8. Food: I like to see men eat. Men should eat. It's wrong when a man eats three tomatoes and half a head of lettuce for lunch. What does that say about his libido? I don't mean that men should keep gorging on pizzas and pies until they look like Henry VIII (who, by the way, was more of a Pig than a Manly Man) but it's nice to see a man enjoying a steak and a glass of beer. This also applies to women. Women who live on grapefruit are- but I shall save this rant for another time.


So where have all the Manly Men gone? You never see them anymore. Men are either too busy fussing over their hair products or sleeping and ditching every woman they can get their hands on. It's all very sad. One of my male friends is scared of cockroaches, another has a earring collection and there is of course, the infamous Man Whore Friend who is not Manly, just a whore. 

I really don't understand the current fascination with metrosexual men. I'd hate to be with someone prettier than myself; the damage to my already frail self esteem would be too much for me to cope with. It's sad because a lot of metrosexual men are actually quite good looking. But if you ask me, David Beckham, the ultimate metrosexual, looks his best when he's sweating on the football pitch, and not when he's wearing a sarong with his braided golden hair being gently ruffled by the wind. That should be left to Rapunzel who was a bloody useless female anyway. 

7 comments:

Shalmi said...

Don't despair. They haven't gone extinct. I'm with one.

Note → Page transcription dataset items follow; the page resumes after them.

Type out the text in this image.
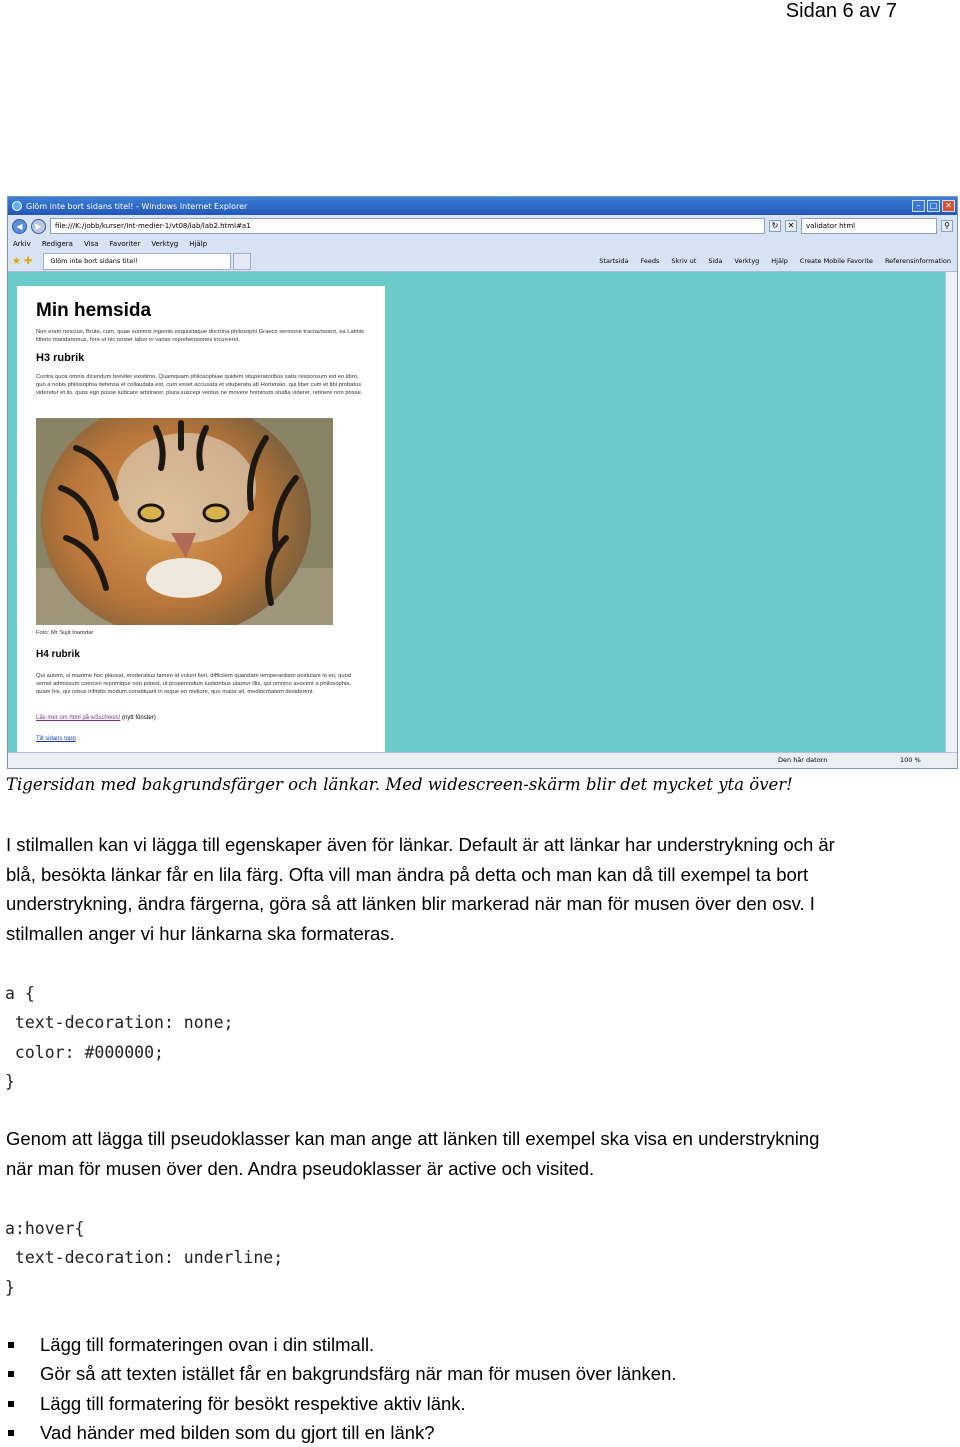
Sidan 6 av 7
Glöm inte bort sidans titel! - Windows Internet Explorer	–	□ ✕
◀	▶	file:///K:/jobb/kurser/Int-medier-1/vt08/lab/lab2.html#a1	↻	✕	validator html	⚲
Arkiv Redigera Visa Favoriter Verktyg Hjälp
★ ✚	Glöm inte bort sidans titel!	Startsida Feeds Skriv ut Sida Verktyg Hjälp Create Mobile Favorite Referensinformation
Min hemsida
Non eram nescius, Brute, cum, quae summis ingeniis exquisitaque doctrina philosophi Graeco sermone tractavissent, ea Latinis litteris mandaremus, fore ut hic noster labor in varias reprehensiones incurreret.
H3 rubrik
Contra quos omnis dicendum breviter existimo. Quamquam philosophiae quidem vituperatoribus satis responsum est eo libro, quo a nobis philosophia defensa et collaudata est, cum esset accusata et vituperata ab Hortensio. qui liber cum et tibi probatus videretur et iis, quos ego posse iudicare arbitrarer, plura suscepi veritus ne movere hominum studia viderer, retinere non posse.
Foto: Mr Sujit Inamdar
H4 rubrik
Qui autem, si maxime hoc placeat, moderatius tamen id volunt fieri, difficilem quandam temperantiam postulant in eo, quod semel admissum coerceri reprimique non potest, ut propemodum iustioribus utamur illis, qui omnino avocent a philosophia, quam his, qui rebus infinitis modum constituant in reque eo meliore, quo maior sit, mediocritatem desiderent.
Läs mer om html på w3schools! (nytt fönster)
Till sidans topp
Den här datorn	100 %
Tigersidan med bakgrundsfärger och länkar. Med widescreen-skärm blir det mycket yta över!
I stilmallen kan vi lägga till egenskaper även för länkar. Default är att länkar har understrykning och är
blå, besökta länkar får en lila färg. Ofta vill man ändra på detta och man kan då till exempel ta bort
understrykning, ändra färgerna, göra så att länken blir markerad när man för musen över den osv. I
stilmallen anger vi hur länkarna ska formateras.
a {
text-decoration: none;
color: #000000;
}
Genom att lägga till pseudoklasser kan man ange att länken till exempel ska visa en understrykning
när man för musen över den. Andra pseudoklasser är active och visited.
a:hover{
text-decoration: underline;
}
Lägg till formateringen ovan i din stilmall.
Gör så att texten istället får en bakgrundsfärg när man för musen över länken.
Lägg till formatering för besökt respektive aktiv länk.
Vad händer med bilden som du gjort till en länk?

Yes, he fulfils all these criteria. And More. Can you see my gleeful smile?

Trish. said...

Hahaha. Oh Shalmi, I never thought I'd hear that coming from you.

Shalmi said...

=)

Me neither.

Weirdo guy said...

heyyyyy.. oyu take that part about rapunzel back



she was HOT ! well atleast in my storybooks ! :P

Prianthi Roy said...

Haven't read anything quite as interesting in a really long time. And I agree okay, I live in a country full of girly men. I miss Manly Men.

rhea said...

I didn't know such things -men- existed.

so many giti and gabriel classes wasted.

trish. said...

I can pretty much sum it up in one word: yuck.

I am, however, prepared to be open minded about rugged Scottish men in kilts.